Yes sir, and I know what hill your talking about


----------



## jack2

LOL
that is unreal. shoot me a pm and let's go fishing.

jack


----------



## jack2

i crashed and burned several times and had to go to edge memorial for just scrapes and bruises. maybe because i was drunk, i don't know.:thumbup:

jack


----------



## stevenattsu

jack2 said:


> i crashed and burned several times and had to go to edge memorial for just scrapes and bruises. maybe because i was drunk, i don't know.:thumbup:
> 
> jack


I went too the edge of death a few times between 2002 -2006


----------



## ReefWrangler22

Kyle what size slammer III was that ?


----------



## KvartekMedia

I’m Kaleb! Kyle is my twin brother man, but it’s a 3500 !


----------



## specktackler57

Your videos rock. I have fished that spot for many years. Catchumup


----------



## Boat-Dude

You 2 brothers should get this boat.


https://www.pensacolafishingforum.com/f50/17ft-cape-horn-sale-909076/


----------



## jack2

KvartekMedia said:


> I’m Kaleb! Kyle is my twin brother man, but it’s a 3500 !

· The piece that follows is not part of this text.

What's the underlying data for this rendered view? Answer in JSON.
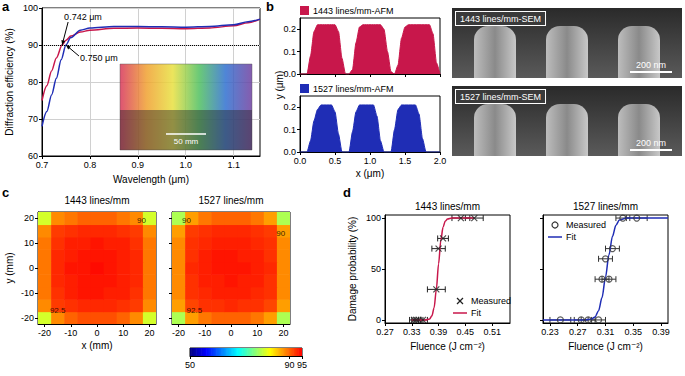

i remember reading some posts by "kyleforawhile".

jack


----------



## Floridaboater

“Man” “bro” “man” “bro” cant even read this thread without going crazy 🤫


----------



## Beachbum420

Nice video bro !!


----------



## capt.joe

I used a cut down cart to fish Sykes back in the 90's. I even had a car battery to run my baitwell pump.


----------



## softbutchharley

good to see  Glad to see we weren't the only ones getting the break offs !! lol tried 20# flouro / wire leader and no break offs, but still getting banged on the pilings a lot down from you at the bridge. Re doing reels with 20# flouro and 2-3 ft of lighter (14#) flouro. Same carolina rig setup. We had shrimp and caught some ly's as well, they hit both. Taking baby pinfish next outing. ALSO...saw a nice mangrove caught yesterday at Navarre pier late afternoon, My friend got it by accident while looking for flounder with bull minnows. TY for sharing your info and techniques and see you in the future out there. Dolphin Eyes is our boat


----------



## Fool4fishin

Totally enjoyed the video!!! I just can't visualize your location. I've fished from the bridge at the Marlin restaurant. Also from the bridge you drive up on near 17th ave. How to you get to the Sykes where you were? I'd love to turn my 2 brothers on to a good spot. They've not had much success and are soon to be skeptics..


----------



## Fool4fishin

I shared the video with my brother. He says he's fished that spot on the bridge and caught a lot of blues. Then I remembered. I never went all the way to the end of the bridge so it wasn't familiar to me. Anyway I'm coming down soon for my birthday get away. Ill definitely hit that spot!🎣


----------